Of the amounts of disallowance of itemized deductions and rental expenses that still remain in issue, after concessions by each party and in effect an audit of petitioner's return during trial, we hold for respondent as to all items except the $11 auto license fee on his truck on the grounds that petitioner failed to substantiate that the claimed amounts were both paid and not deducted elsewhere on his return. Petitioner deducted the $11 registration fee which he paid for each of his two automobiles and on his truck as ‘Taxes * * * Other.’ The $33 of this item, which is still in dispute, consists of these three $11 amounts. Petitioner also deducted the $11 paid for his truck license as part of his rental expense deduction for ‘License’ of $62. The $45 of this item still in dispute includes the $11 paid by petitioner for his truck license.
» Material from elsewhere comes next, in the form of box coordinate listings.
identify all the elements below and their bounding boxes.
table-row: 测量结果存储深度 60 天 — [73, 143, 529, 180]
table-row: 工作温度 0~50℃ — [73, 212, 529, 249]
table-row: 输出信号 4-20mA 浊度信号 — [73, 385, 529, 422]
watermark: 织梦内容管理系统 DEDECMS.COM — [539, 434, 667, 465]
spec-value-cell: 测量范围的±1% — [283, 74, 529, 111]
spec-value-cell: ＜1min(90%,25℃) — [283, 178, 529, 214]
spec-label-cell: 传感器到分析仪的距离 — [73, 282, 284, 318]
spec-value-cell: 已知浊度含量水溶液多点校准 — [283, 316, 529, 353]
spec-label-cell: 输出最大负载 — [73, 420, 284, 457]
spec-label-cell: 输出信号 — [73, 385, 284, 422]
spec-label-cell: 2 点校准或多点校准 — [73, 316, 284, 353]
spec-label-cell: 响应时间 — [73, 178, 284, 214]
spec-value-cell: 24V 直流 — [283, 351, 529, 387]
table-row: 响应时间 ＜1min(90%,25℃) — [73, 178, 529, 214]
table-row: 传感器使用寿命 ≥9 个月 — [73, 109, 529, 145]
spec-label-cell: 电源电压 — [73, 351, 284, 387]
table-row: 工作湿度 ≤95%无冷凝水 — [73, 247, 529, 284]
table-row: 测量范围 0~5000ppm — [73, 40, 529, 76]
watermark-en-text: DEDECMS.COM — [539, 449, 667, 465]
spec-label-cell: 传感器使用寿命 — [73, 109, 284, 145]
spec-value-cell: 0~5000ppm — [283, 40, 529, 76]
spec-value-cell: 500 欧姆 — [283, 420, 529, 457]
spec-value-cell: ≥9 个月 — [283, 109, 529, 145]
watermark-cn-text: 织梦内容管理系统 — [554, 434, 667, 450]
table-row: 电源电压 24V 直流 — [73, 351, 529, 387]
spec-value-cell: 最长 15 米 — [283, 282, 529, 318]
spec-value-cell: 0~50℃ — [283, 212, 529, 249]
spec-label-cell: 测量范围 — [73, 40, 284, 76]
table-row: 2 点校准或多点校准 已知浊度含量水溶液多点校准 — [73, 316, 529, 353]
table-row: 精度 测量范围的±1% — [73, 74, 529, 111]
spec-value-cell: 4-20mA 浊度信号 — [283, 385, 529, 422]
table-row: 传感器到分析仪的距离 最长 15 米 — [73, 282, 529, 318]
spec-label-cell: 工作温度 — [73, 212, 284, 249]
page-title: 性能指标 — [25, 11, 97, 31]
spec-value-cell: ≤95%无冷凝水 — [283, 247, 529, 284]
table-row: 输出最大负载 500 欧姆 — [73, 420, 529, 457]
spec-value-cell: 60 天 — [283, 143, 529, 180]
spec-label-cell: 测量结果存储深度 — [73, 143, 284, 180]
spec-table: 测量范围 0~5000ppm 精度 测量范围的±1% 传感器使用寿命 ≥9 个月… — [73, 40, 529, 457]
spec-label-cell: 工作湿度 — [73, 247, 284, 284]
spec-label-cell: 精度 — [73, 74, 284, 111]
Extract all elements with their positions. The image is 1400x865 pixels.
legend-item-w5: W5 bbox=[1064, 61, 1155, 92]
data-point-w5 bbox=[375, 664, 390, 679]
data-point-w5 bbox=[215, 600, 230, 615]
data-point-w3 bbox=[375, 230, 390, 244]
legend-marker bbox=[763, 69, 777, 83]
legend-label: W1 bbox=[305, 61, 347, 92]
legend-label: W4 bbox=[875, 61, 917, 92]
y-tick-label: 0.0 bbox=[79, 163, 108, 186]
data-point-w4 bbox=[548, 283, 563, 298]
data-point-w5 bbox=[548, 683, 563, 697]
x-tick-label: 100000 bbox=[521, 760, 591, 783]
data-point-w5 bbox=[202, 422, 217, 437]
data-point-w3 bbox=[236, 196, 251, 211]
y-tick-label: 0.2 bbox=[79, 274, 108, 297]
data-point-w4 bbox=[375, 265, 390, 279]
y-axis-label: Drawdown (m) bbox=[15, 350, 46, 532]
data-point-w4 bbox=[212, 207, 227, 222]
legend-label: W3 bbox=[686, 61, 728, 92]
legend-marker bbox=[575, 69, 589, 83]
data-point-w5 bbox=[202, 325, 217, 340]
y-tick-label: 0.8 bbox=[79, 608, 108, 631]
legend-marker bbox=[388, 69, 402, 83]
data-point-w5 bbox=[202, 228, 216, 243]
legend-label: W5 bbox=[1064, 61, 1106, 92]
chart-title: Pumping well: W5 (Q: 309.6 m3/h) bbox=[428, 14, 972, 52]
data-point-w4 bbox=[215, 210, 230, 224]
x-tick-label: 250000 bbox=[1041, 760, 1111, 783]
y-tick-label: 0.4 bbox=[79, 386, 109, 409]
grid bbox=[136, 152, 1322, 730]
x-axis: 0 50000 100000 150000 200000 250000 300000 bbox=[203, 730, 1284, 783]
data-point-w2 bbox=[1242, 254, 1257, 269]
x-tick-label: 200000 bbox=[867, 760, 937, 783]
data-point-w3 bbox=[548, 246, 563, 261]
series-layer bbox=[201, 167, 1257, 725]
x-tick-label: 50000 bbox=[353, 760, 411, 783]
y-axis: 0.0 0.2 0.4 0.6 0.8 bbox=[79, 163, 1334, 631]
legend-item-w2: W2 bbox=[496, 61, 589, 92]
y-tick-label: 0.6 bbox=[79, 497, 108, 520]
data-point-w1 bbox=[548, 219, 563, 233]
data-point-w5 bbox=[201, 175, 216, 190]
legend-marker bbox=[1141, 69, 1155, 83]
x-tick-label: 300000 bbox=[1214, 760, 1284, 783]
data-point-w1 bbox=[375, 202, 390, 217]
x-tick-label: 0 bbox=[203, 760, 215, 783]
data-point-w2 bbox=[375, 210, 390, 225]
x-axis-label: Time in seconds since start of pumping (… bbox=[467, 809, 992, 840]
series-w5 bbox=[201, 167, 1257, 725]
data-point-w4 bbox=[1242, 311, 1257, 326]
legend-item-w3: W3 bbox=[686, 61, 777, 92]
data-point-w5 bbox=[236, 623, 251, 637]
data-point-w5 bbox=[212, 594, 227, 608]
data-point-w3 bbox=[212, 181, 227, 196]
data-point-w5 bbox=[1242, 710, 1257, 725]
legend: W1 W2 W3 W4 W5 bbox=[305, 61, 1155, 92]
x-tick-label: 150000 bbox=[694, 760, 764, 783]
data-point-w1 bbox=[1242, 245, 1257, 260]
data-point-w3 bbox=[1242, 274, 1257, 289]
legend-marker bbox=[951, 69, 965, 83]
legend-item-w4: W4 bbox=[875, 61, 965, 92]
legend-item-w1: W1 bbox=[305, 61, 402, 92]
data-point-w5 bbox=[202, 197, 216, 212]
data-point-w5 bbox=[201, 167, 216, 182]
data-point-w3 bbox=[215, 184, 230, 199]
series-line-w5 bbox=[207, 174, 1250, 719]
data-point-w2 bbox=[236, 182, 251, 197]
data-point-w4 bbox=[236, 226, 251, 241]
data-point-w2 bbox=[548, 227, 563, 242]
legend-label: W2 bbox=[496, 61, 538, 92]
An automobile registration fee not related to value of the automobile is not a tax within the definition of section 1.164—3(c)(1)—(3), Income Tax Regs. A flat charge for all vehicles does not meet the requirement of the regulations for an ad valorem tax. For that reason, clearly the $11 paid for the license fee for each of the two cars is not deductible. However, the record reasonably shows that the truck was used only for business purposes by petitioner in connection with his rental business. Therefore, in our view, any payment in connection with the truck would be properly deductible as a business expense. The $11 registration fee paid for the truck is deductible by petitioner not as a tax but as a cost of his rental business. We, therefore, hold that no amount of the $33 claimed tax deduction still in dispute is proper but that petitioner is entitled to deduct $11 of the $45 claimed to be deductible as ‘License’ as an expense of his rental business.
Decision will be entered under Rule 155.